Pour étoffer son film, Foglia a recueilli des documents d’archives cinématographiques et télévisuelles de manière à cerner le contexte politico-historique dans lequel Chartrand a évolué. En combinant ces différents éléments, Foglia a pu réaliser un documentaire biographique intitulé Chartrand le malcommode (2011). Attendu que Michel Chartrand avait déjà fait l’objet du documentaire Un homme de parole (1991) et de l’importante série télévisée Chartrand et Simonne (2000-2003), deux œuvres réalisées par Alain Chartrand, le fils du syndicaliste, on pouvait légitimement se demander ce que le visionnement du film de Manuel Foglia, lui-même fils d’une personnalité médiatique [1], apporterait de nouveau à notre connaissance du célèbre personnage. Le cinéaste allait-il réussir à nous étonner en nous dévoilant des aspects méconnus de la vie de cet homme exubérant, ou verserait-il dans les excès propres au panégyrique ?
De la religion au militantisme syndical
Comme le titre ironique du film le suggère, Manuel Foglia tente, à travers sa narration, de brosser un portrait nuancé de Michel Chartrand, un personnage hors du commun qui a marqué le Québec contemporain. Pour atteindre cet objectif, Foglia choisit de s’appuyer sur des faits solides, qui lui sont révélés par des témoins dignes de confiance ou des documents fiables. Ainsi, il décrit convenablement les principales circonstances dans lesquelles Michel Chartrand a vécu sa jeunesse, au sein d’une famille de la petite bourgeoisie catholique canadienne-française. En outre, Foglia évoque brièvement le passage méconnu de Chartrand chez les frères trappistes, où il était tenu de garder le silence, ce qui n’allait pas de soi pour un homme aussi volubile que lui... Par ailleurs, le spectateur (re)découvre que Chartrand a milité dans la Jeunesse catholique afin d’améliorer le sort des démunis, au début des années 1940. C’est là qu’il a rencontré sa future femme, Simonne Monet : Michel et Simonne ont promptement fondé une famille en se mariant et en donnant naissance à trois enfants. Vivant une situation de chômage semblable à celle de beaucoup de Québécois de cette époque, Michel Chartrand s’est joint à la CTCC (Confédération des travailleurs catholiques du Canada), l’ancêtre de la CSN (Confédération des syndicats nationaux), pour y gagner sa vie en militant pour une cause à laquelle il croyait.

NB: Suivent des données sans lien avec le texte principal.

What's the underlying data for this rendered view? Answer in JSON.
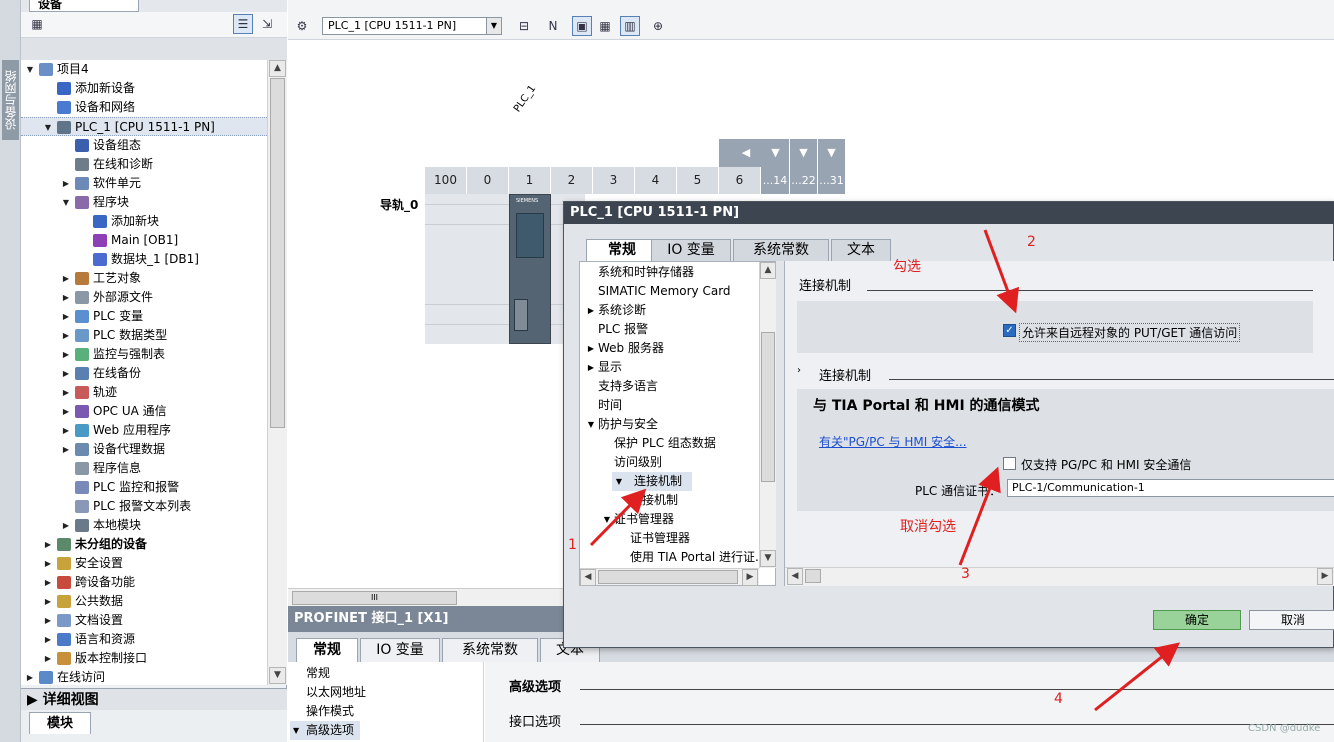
{
  "side_tab": "设备与网络",
  "tree_panel": {
    "title": "设备"
  },
  "tree": [
    {
      "label": "项目4",
      "indent": 0,
      "tw": "▼",
      "icon": "#6a8fc8",
      "bold": false
    },
    {
      "label": "添加新设备",
      "indent": 1,
      "tw": "",
      "icon": "#3a66c4",
      "bold": false
    },
    {
      "label": "设备和网络",
      "indent": 1,
      "tw": "",
      "icon": "#4b7bd0",
      "bold": false
    },
    {
      "label": "PLC_1 [CPU 1511-1 PN]",
      "indent": 1,
      "tw": "▼",
      "icon": "#5f7486",
      "bold": false,
      "sel": true
    },
    {
      "label": "设备组态",
      "indent": 2,
      "tw": "",
      "icon": "#3b5fae",
      "bold": false
    },
    {
      "label": "在线和诊断",
      "indent": 2,
      "tw": "",
      "icon": "#6e7c8a",
      "bold": false
    },
    {
      "label": "软件单元",
      "indent": 2,
      "tw": "▶",
      "icon": "#6d89b8",
      "bold": false
    },
    {
      "label": "程序块",
      "indent": 2,
      "tw": "▼",
      "icon": "#8a6aa8",
      "bold": false
    },
    {
      "label": "添加新块",
      "indent": 3,
      "tw": "",
      "icon": "#3a66c4",
      "bold": false
    },
    {
      "label": "Main [OB1]",
      "indent": 3,
      "tw": "",
      "icon": "#8d3fb5",
      "bold": false
    },
    {
      "label": "数据块_1 [DB1]",
      "indent": 3,
      "tw": "",
      "icon": "#4b6bd0",
      "bold": false
    },
    {
      "label": "工艺对象",
      "indent": 2,
      "tw": "▶",
      "icon": "#b87a3a",
      "bold": false
    },
    {
      "label": "外部源文件",
      "indent": 2,
      "tw": "▶",
      "icon": "#8a98a6",
      "bold": false
    },
    {
      "label": "PLC 变量",
      "indent": 2,
      "tw": "▶",
      "icon": "#5a8fd0",
      "bold": false
    },
    {
      "label": "PLC 数据类型",
      "indent": 2,
      "tw": "▶",
      "icon": "#6a98c8",
      "bold": false
    },
    {
      "label": "监控与强制表",
      "indent": 2,
      "tw": "▶",
      "icon": "#5ab07a",
      "bold": false
    },
    {
      "label": "在线备份",
      "indent": 2,
      "tw": "▶",
      "icon": "#5a7fb0",
      "bold": false
    },
    {
      "label": "轨迹",
      "indent": 2,
      "tw": "▶",
      "icon": "#c85a5a",
      "bold": false
    },
    {
      "label": "OPC UA 通信",
      "indent": 2,
      "tw": "▶",
      "icon": "#7a5ab0",
      "bold": false
    },
    {
      "label": "Web 应用程序",
      "indent": 2,
      "tw": "▶",
      "icon": "#4a9ac8",
      "bold": false
    },
    {
      "label": "设备代理数据",
      "indent": 2,
      "tw": "▶",
      "icon": "#6a8ab0",
      "bold": false
    },
    {
      "label": "程序信息",
      "indent": 2,
      "tw": "",
      "icon": "#8a98a6",
      "bold": false
    },
    {
      "label": "PLC 监控和报警",
      "indent": 2,
      "tw": "",
      "icon": "#7a8ab8",
      "bold": false
    },
    {
      "label": "PLC 报警文本列表",
      "indent": 2,
      "tw": "",
      "icon": "#8a98b8",
      "bold": false
    },
    {
      "label": "本地模块",
      "indent": 2,
      "tw": "▶",
      "icon": "#6a7a8a",
      "bold": false
    },
    {
      "label": "未分组的设备",
      "indent": 1,
      "tw": "▶",
      "icon": "#5a8a6a",
      "bold": true
    },
    {
      "label": "安全设置",
      "indent": 1,
      "tw": "▶",
      "icon": "#c8a23a",
      "bold": false
    },
    {
      "label": "跨设备功能",
      "indent": 1,
      "tw": "▶",
      "icon": "#c84a3a",
      "bold": false
    },
    {
      "label": "公共数据",
      "indent": 1,
      "tw": "▶",
      "icon": "#c8a23a",
      "bold": false
    },
    {
      "label": "文档设置",
      "indent": 1,
      "tw": "▶",
      "icon": "#7a98c8",
      "bold": false
    },
    {
      "label": "语言和资源",
      "indent": 1,
      "tw": "▶",
      "icon": "#4a7ac8",
      "bold": false
    },
    {
      "label": "版本控制接口",
      "indent": 1,
      "tw": "▶",
      "icon": "#c8903a",
      "bold": false
    },
    {
      "label": "在线访问",
      "indent": 0,
      "tw": "▶",
      "icon": "#5a8ac8",
      "bold": false
    }
  ],
  "detail_view": {
    "title": "详细视图",
    "tab": "模块"
  },
  "device_toolbar": {
    "device_select": "PLC_1 [CPU 1511-1 PN]"
  },
  "canvas": {
    "plc_label": "PLC_1",
    "rail_label": "导轨_0",
    "slots": [
      "100",
      "0",
      "1",
      "2",
      "3",
      "4",
      "5",
      "6",
      "...14",
      "...22",
      "...31"
    ],
    "cpu_brand": "SIEMENS"
  },
  "properties": {
    "title": "PROFINET 接口_1 [X1]",
    "tabs": [
      "常规",
      "IO 变量",
      "系统常数",
      "文本"
    ],
    "nav": [
      "常规",
      "以太网地址",
      "操作模式",
      "高级选项"
    ],
    "sections": [
      "高级选项",
      "接口选项"
    ]
  },
  "dialog": {
    "title": "PLC_1 [CPU 1511-1 PN]",
    "tabs": [
      "常规",
      "IO 变量",
      "系统常数",
      "文本"
    ],
    "nav": [
      {
        "label": "系统和时钟存储器",
        "indent": 0,
        "tw": ""
      },
      {
        "label": "SIMATIC Memory Card",
        "indent": 0,
        "tw": ""
      },
      {
        "label": "系统诊断",
        "indent": 0,
        "tw": "▶"
      },
      {
        "label": "PLC 报警",
        "indent": 0,
        "tw": ""
      },
      {
        "label": "Web 服务器",
        "indent": 0,
        "tw": "▶"
      },
      {
        "label": "显示",
        "indent": 0,
        "tw": "▶"
      },
      {
        "label": "支持多语言",
        "indent": 0,
        "tw": ""
      },
      {
        "label": "时间",
        "indent": 0,
        "tw": ""
      },
      {
        "label": "防护与安全",
        "indent": 0,
        "tw": "▼"
      },
      {
        "label": "保护 PLC 组态数据",
        "indent": 1,
        "tw": ""
      },
      {
        "label": "访问级别",
        "indent": 1,
        "tw": ""
      },
      {
        "label": "连接机制",
        "indent": 1,
        "tw": "▼",
        "sel": true
      },
      {
        "label": "连接机制",
        "indent": 2,
        "tw": ""
      },
      {
        "label": "证书管理器",
        "indent": 1,
        "tw": "▼"
      },
      {
        "label": "证书管理器",
        "indent": 2,
        "tw": ""
      },
      {
        "label": "使用 TIA Portal 进行证...",
        "indent": 2,
        "tw": ""
      }
    ],
    "content": {
      "section1": "连接机制",
      "permit_put_get": "允许来自远程对象的 PUT/GET 通信访问",
      "permit_put_get_checked": true,
      "section2": "连接机制",
      "section3": "与 TIA Portal 和 HMI 的通信模式",
      "link": "有关\"PG/PC 与 HMI 安全...",
      "only_secure": "仅支持 PG/PC 和 HMI 安全通信",
      "only_secure_checked": false,
      "cert_label": "PLC 通信证书：",
      "cert_value": "PLC-1/Communication-1"
    },
    "ok": "确定",
    "cancel": "取消"
  },
  "annotations": {
    "check": "勾选",
    "uncheck": "取消勾选",
    "n1": "1",
    "n2": "2",
    "n3": "3",
    "n4": "4",
    "color": "#e02020"
  },
  "watermark": "CSDN @dudke"
}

Chartrand ne tarde pas à s’imposer dans cette organisation, grâce à ses talents oratoires, comme en témoigne sa nomination au sein du comité exécutif du syndicat. Toutefois, ses positions radicales ou « anarcho-socialistes », comme les qualifie avec justesse le politologue Jean-Marc Piotte, s’avèrent très audacieuses pour l’époque et ne plaisent pas à tous. Au bout d’un certain temps, à la suite d’un conflit de travail qui cause la fermeture d’un magasin de chaussures, la direction syndicale concernée par le dossier reproche à Chartrand d’avoir adopté une attitude nuisible aux travailleurs qu’il représentait. En conséquence, on le renvoie de manière cavalière. Curieusement, Manuel Foglia ne souligne pas, dans son film, le fait que Chartrand a contesté ce congédiement devant un tribunal administratif que présidait Pierre Trudeau : le plaignant obtiendra gain de cause et réintégrera sans détours la CTCC. Il briguera le poste de secrétaire général de l’organisme et subira la défaite face à Jean Marchand. Visiblement contrarié par cet échec, Chartrand se lancera ultérieurement dans l’arène politique.
Des échecs politiques
Si le film de Manuel Foglia traite assez peu des expériences politiques de Michel Chartrand, c’est parce qu’il n’a pas su s’affirmer dans cet univers autant que sur la scène syndicale. De fait, Chartrand a tenté de se faire élire une fois sous la bannière de l’ALN (Action libérale nationale), puis à trois reprises sous celle du CCF (Co-
operative Commonwealth Federation), et enfin une fois sous celle du RAP (Rassemblement pour l’alternative progressiste), mais en vain à chaque occasion. Or, à notre avis, Manuel Foglia aurait dû approfondir cet aspect « négatif » de la vie de Chartrand, afin de mieux saisir les contradictions propres à un homme de chair et d’os. À trop vouloir faire de Michel Chartrand un personnage consensuel et magnanime, le réalisateur omet de souligner les paradoxes propres à l’être humain qu’il dépeint. De manière précise, Michel Chartrand incarnait, à bien des égards, l’indécision, les hésitations propres aux Québécois de la deuxième moitié du XXe siècle : partagé entre le catholicisme et la laïcité, entre le nationalisme et le fédéralisme, entre l’autoritarisme et l’esprit démocratique, entre la volonté de progrès et le respect des traditions culturelles.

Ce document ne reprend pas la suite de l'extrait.